Condition (21) reduces for (E₁) to

$$p_0\left[{\displaystyle \frac{{\lambda }^{-\gamma }-1}{\gamma }}+{\displaystyle \frac{\lambda -{\lambda }^{-\gamma }}{1+\gamma }}\right]>1+\ell .$$

(27)

Consequently, for $\lambda =0.5$, condition (27) is satisfied for $p_0=2.496$, which by Theorem 1 yields ${\mathcal{N}}_0=\varnothing$ for (E₁). On the other hand, Baculikova’s way [3] requires $p_0=2.56$. The progress is obvious.

4. Discussion

In this paper we have introduced a new method for investigating the properties of linear second-order delay differential equations.
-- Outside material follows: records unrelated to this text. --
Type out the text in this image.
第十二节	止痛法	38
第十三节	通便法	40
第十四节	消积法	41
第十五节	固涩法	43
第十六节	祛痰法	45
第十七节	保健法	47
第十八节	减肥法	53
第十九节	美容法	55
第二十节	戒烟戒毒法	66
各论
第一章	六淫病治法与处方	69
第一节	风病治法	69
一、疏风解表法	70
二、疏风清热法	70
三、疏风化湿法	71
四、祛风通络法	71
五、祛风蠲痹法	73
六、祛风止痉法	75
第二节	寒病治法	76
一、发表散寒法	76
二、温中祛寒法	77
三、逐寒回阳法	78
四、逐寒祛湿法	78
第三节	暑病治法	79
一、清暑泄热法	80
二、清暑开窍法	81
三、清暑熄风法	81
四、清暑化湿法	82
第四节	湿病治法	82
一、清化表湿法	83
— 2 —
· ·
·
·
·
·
There may be two ways for generalizing or improving the presented result. The first way would be to try one’s hand at establishing the iteration process for improving the monotonicity (19) (see the technique presented in [12]). The second way would involve trying to extend the results to higher-order differential equations.